Law at the Intersection of Caste, Gender and Sexuality in India
Featuring Sumit Baudh, Michael D. Palm Fellow, The Williams Institute
October 14, 2014
UCLA School of Law
*Lunch provided. RSVP to attend.
Abstract: In this talk Sumit Baudh will explore the interface between caste, gender and sexuality and investigate how and to what extent legal remedies have been or can be mobilized to protect against violence and discrimination suffered by queer Dalits in India. A puzzling moment in the legal understanding of gender and sexuality in India persists while the curative petition in Suresh Kumar Kaushal v. Naz Foundation remains pending in the Supreme Court. In that case, the Supreme Court in December 2013 upheld the constitutional validity of Section 377, IPC a colonial era law criminalizing consensual non-procreative sex. Merely four months later, another Supreme Court judgment, National Legal Services Authority v. Union of India granted legal recognition to transgender persons as “socially and educationally backward class” and extended affirmative action to them. This understanding of gender and sexuality is puzzling because – on the one hand it creates a protected category for transgender persons like hijras, while on the other hand placing them within the purview of criminality for their sexual acts. This confusing moment is witness to disparate reading of acts and identities, and to analogous comparisons with caste and tribal groups in passing. It is missing intersectional scrutiny of caste, gender and sexuality, especially as that relates to transgender Dalits. Attention to transgender Dalits is not just an identity claim or a claim of recognition, it is a deeper critique of law; and it portends greater consequences for more than just this particular group. Dalit literally translates as downtrodden. In its narrowest sense Dalit refers to those who are considered “untouchable” in the Hindu caste system. Dalits are also understood as “Scheduled Caste” in legal parlance. Queer refers to non-heterosexual and non-gender-conforming persons, including those who identify as hijra, kinnar, kothi, aravani, jogappas, jogtis, lesbian, gay, bisexual and transgender; as well as those who challenge heteronormativity in other ways through sexual desire and behavior.
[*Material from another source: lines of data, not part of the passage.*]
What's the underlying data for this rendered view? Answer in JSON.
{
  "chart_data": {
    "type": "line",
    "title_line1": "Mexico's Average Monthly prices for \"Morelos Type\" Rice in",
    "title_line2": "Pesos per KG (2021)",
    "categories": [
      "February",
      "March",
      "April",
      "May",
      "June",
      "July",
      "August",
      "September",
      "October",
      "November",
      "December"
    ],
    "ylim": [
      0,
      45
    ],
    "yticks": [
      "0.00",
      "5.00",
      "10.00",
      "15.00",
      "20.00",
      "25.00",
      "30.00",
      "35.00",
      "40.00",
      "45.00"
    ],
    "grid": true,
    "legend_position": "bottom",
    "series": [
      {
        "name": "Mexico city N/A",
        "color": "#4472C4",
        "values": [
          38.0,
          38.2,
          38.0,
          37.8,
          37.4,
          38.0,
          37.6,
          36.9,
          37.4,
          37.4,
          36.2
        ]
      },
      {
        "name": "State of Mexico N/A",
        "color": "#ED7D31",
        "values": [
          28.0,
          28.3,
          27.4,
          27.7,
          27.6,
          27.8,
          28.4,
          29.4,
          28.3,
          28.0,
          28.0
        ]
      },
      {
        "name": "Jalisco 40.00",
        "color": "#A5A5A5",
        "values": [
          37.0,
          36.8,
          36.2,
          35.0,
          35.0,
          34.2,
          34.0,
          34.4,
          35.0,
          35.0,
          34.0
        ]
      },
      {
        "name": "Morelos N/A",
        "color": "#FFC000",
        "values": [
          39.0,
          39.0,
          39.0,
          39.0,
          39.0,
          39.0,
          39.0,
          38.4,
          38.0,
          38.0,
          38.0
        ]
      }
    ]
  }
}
Bio: Sumit Baudh is a candidate in the Doctor of Juridical Science (S.J.D.) program at the UCLA School of Law. He earned his Master of Laws (L.L.M.) from the London School of Economics, and graduated with honors from the Bachelor of Laws and Arts from the National Law School of India University (NLSIU), Bangalore. His areas of interest include caste, gender, sexuality and human rights.